Con un raro broche de seis figuras de este joyero premier vendido en Sotheby's

La subasta de Sotheby's summer Fine Jewels en Londres el 13 de julio de 2011 presentó una pieza importante: un broche de anémonas de René Lalique (1860-1945). Se estima que alcanza 10-15,000 £ (alrededor de $ 16,000-24,000), realmente se vendió por 94,850 £ - alrededor de $ 153,000.

¿Qué hizo que la pieza fuera tan alta? Exquisito arte, por supuesto, pero también rareza. La carrera de Lalique como diseñadora de joyas fue relativamente breve. Por el contrario, su material de vidrio sigue siendo fuerte, un siglo después de que se fundó su empresa.

Aunque hoy es más conocido por su cristalería esmerilada, Lalique comenzó como joyero, y es considerado uno de los avatares del Art Nouveau, llevando ese estilo de principios del siglo XX a colgantes, pulseras, peines y ornamentos de corpiño.

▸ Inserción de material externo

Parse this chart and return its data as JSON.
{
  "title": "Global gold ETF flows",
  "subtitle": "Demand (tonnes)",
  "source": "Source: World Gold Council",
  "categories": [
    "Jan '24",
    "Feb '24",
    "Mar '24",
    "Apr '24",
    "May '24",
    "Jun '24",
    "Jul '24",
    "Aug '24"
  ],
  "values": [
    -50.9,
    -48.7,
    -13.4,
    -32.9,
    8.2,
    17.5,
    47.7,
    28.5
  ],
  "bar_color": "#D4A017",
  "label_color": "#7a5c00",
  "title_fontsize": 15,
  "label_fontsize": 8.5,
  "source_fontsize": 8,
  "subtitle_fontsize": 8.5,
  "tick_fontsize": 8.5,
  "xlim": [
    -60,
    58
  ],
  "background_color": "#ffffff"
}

Aristócratas y actrices (incluida Sarah Bernhardt) se alinearon en sus piezas de arte usable.

Después de períodos en Cartier y Boucheron, comenzó a diseñar bajo su propio nombre (las piezas están firmadas por R. Lalique o simplemente Lalique) en 1886, y abrió su propia tienda en 1905 en París.

Lalique usó materiales preciosos como oro y gemas, pero a menudo los combinó con materiales semipreciosos, como vidrio, cuerno y carey. Sus creaciones son coloridas, una desviación del estilo garland blanco sobre blanco de la joyería corriente de la época, a menudo colores suaves y brillantes creados por esmaltes y cortes de cabujón.

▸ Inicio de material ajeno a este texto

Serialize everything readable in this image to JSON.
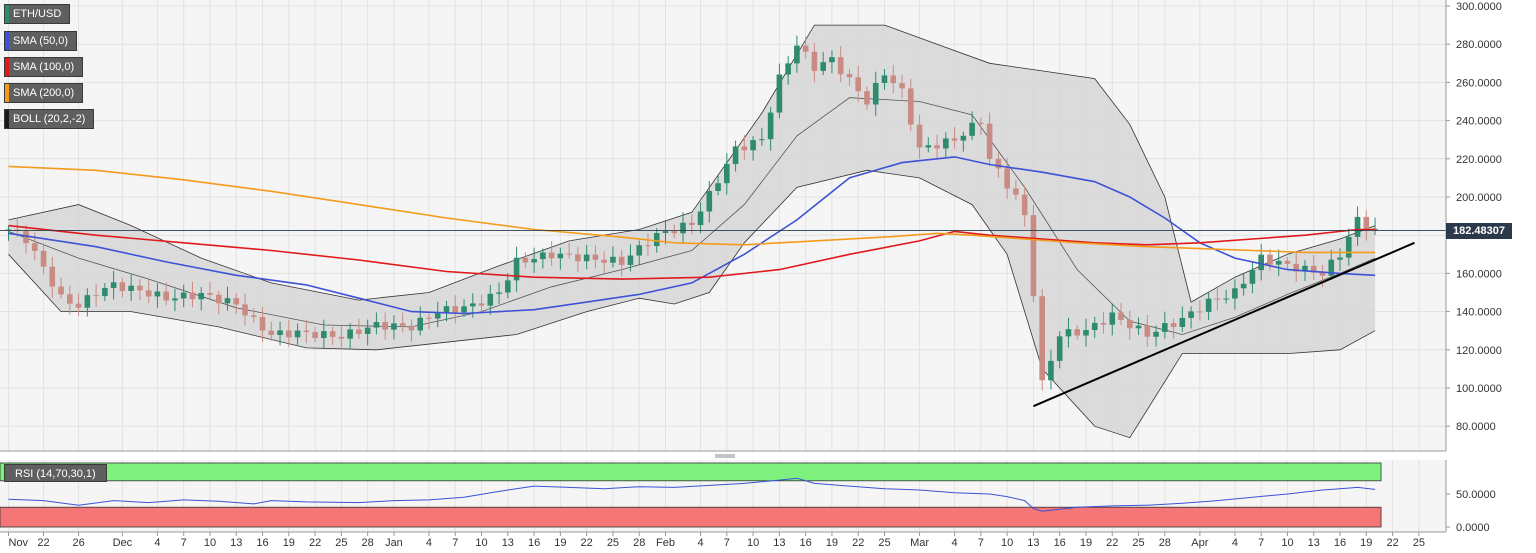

Otras características de la joyería Lalique

Algunas veces estos se combinarían, como en una figura femenina con alas. A menudo hay un toque de lo fantástico en las piezas de Lalique.

Ido pero no olvidado

En 1910, el diseñador compró una fábrica de vidrio y, en cinco años, abandonó las joyas finas en favor de la vajilla de vidrio y los objetos que todavía fabrica su empresa hoy en día. Continuó diseñando algunas piezas de vidrio moldeado en serie: anillos de colores brillantes, collares, gemelos. Pero su influencia en el estilo y la técnica de la joyería perduraron.

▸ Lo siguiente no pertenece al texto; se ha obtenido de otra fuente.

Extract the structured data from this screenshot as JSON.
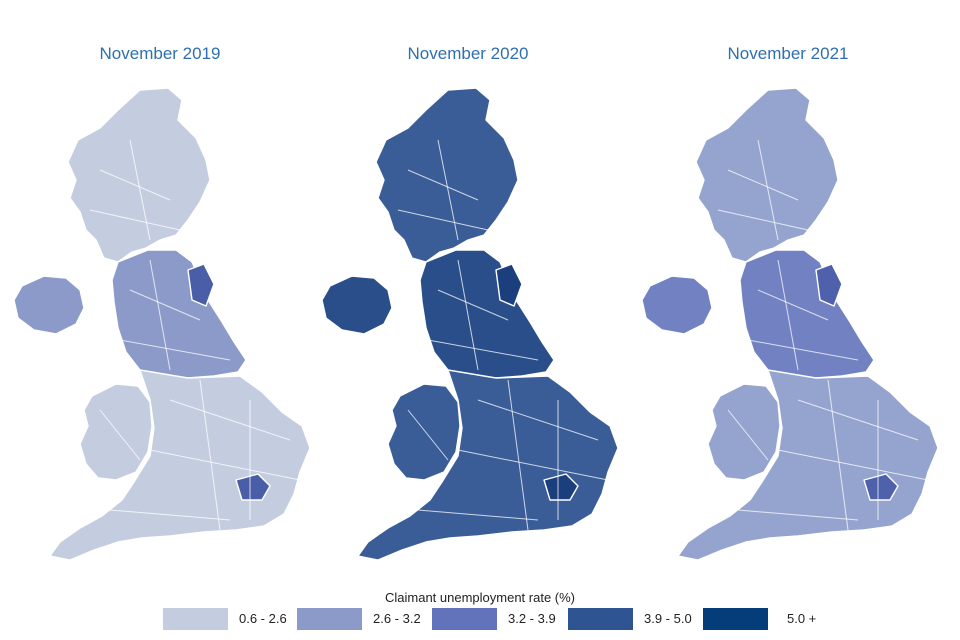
{
  "maps": [
    {
      "title": "November 2019",
      "base": "#c4cde0",
      "accent": "#8b9ac8",
      "dark": "#4a5ea8"
    },
    {
      "title": "November 2020",
      "base": "#3a5d98",
      "accent": "#294e8a",
      "dark": "#1a3f7c"
    },
    {
      "title": "November 2021",
      "base": "#95a4cf",
      "accent": "#7181c2",
      "dark": "#4e61aa"
    }
  ],
  "legend": {
    "title": "Claimant unemployment rate (%)",
    "items": [
      {
        "label": "0.6 - 2.6",
        "color": "#c4cde0"
      },
      {
        "label": "2.6 - 3.2",
        "color": "#8b9ac8"
      },
      {
        "label": "3.2 - 3.9",
        "color": "#6373bb"
      },
      {
        "label": "3.9 - 5.0",
        "color": "#2e5491"
      },
      {
        "label": "5.0 +",
        "color": "#053d7a"
      }
    ]
  }
}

"Su trabajo personificó la idea de que el valor residía en la visión del diseñador y la habilidad del artesano, más que en el tamaño y la calidad de las gemas", escribe Clare Phillips en Jewelry: From Antiquity to the Present . "Las imágenes botánicas cambiaron radicalmente en sus manos, desde cabezas de flores estáticas de diamantes densamente compactadas hasta fluidos dulces frágiles de oro esmaltado, piedras de colores, vidrio opalescente y cuerno".